Isto significa que, tendo sido a Igreja que deu a
si mesma a presente organização constitucional, hierarquizada e centralizada,
também pode modificá-la, como mostrou o exegeta Herbert Haag, da
Universidade de Tirbinga, e deverá fazê-lo num sentido democratizante. A quem
argumentar que a Igreja não é uma
democracia, pois isso significaria politizá-la, deverá responder-se que
Jesus queria ainda mais do que uma democracia, pois o que estava no seu horizonte
era a filadélfia, comunidade de
comunidades de irmãos e amigos. Por isso, também na Igreja deve valer o que se
tornou claro para a sociedade em geral: toda
a autoridade vem de Deus, mas através do povo.

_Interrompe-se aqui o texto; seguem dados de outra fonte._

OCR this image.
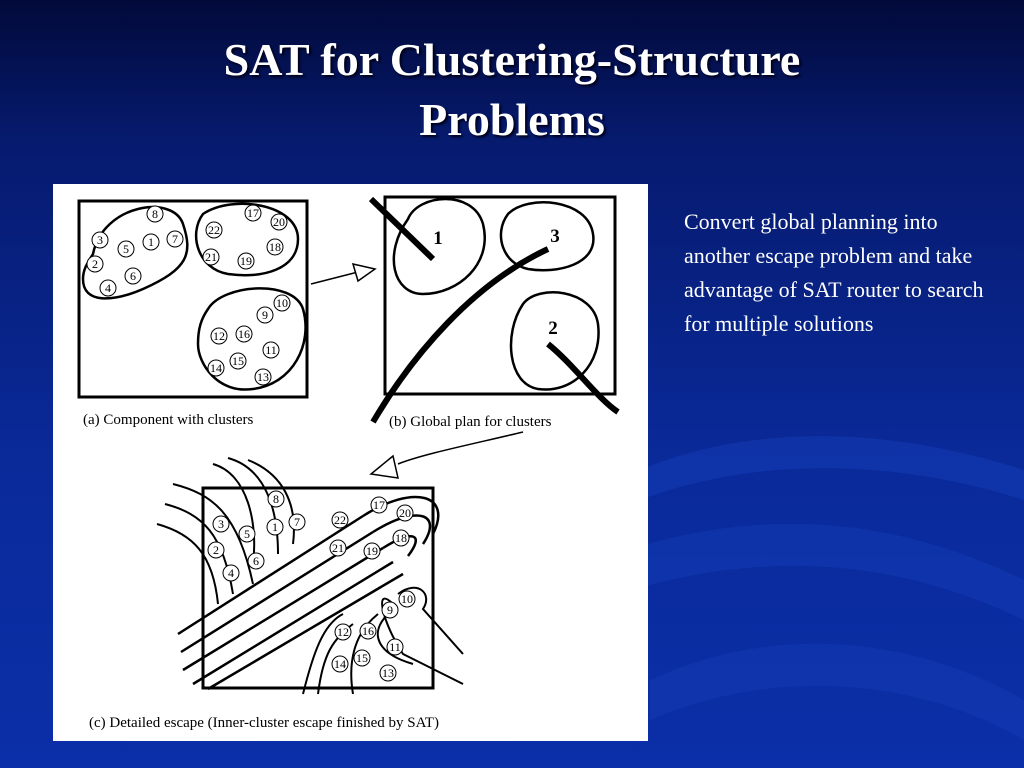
SAT for Clustering-Structure
Problems
1	3
2
8
3
5 1 7
2
6
4
17
20
22
18
21 19
10
9
12 16
11
15
14
13
8
3
5 1 7
2
6
4
17
20
22
18
21 19
10
9
12 16
11
15
14
13
(a) Component with clusters	(b) Global plan for clusters
(c) Detailed escape (Inner-cluster escape finished by SAT)
Convert global planning into another escape problem and take advantage of SAT router to search for multiple solutions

O que pertence a todos deve ser decidido por todos.
Há, portanto, perguntas que voltam sempre de novo: Porque é que a Igreja
católica é a última grande instituição do Ocidente por onde não passou ainda a
Revolução Francesa, portanto, sem real divisão de poderes e com uma monarquia
absoluta? É admissível que a vida religiosa de mil milhões de pessoas continue
na dependência de um só homem, o Papa? Como é que a Igreja, Povo de Deus enquanto
comunidade daqueles e daquelas que têm como determinante da sua vida Jesus, o Crucificado, que o foi por
blasfémia e subversão político-religiosa, e o Vivente ressuscitado, é compatível com a Igreja, sistema de poder centralizado,
com o seu quartel-general no Estado do Vaticano, onde, por princípio, não vivem
mulheres e, portanto, onde também não há crianças, pois os hierarcas devem ser
celibatários do sexo masculino? Um Estado minúsculo do ponto de vista
geográfico, mas com influência mundial, onde não vivem mulheres nem crianças!
O Vaticano contra Cristo é o título
da tradução portuguesa de Via col vento in Vaticano, um best-seller entretanto já
traduzido também para outras línguas. A sua autoria pertence a um conjunto de monsenhores
ao serviço da Igreja na Cúria Romana, que assinam sob o pseudónimo I Millenari. Se só o nome de mons.
Luigi Marinelli, que ao longo de mais de três décadas trabalhou na Congregação
para as Igrejas orientais, veio a público, é porque, já jubilado, mais
facilmente poderia resistir às sanções eclesiásticas. A sua intenção não é
panfletária. Pelo contrário, se ousam, em nome do Evangelho, denunciar o
carreirismo, o tráfico de influências, os jogos e conluios de poder, os
comportamentos dúbios e escandalosos, as mentiras, a promoção de incompetentes
servis, os privilégios da casta clerical no topo da hierarquia eclesiástica, é
para que a Igreja entre no novo milénio mais próxima do projecto de Jesus.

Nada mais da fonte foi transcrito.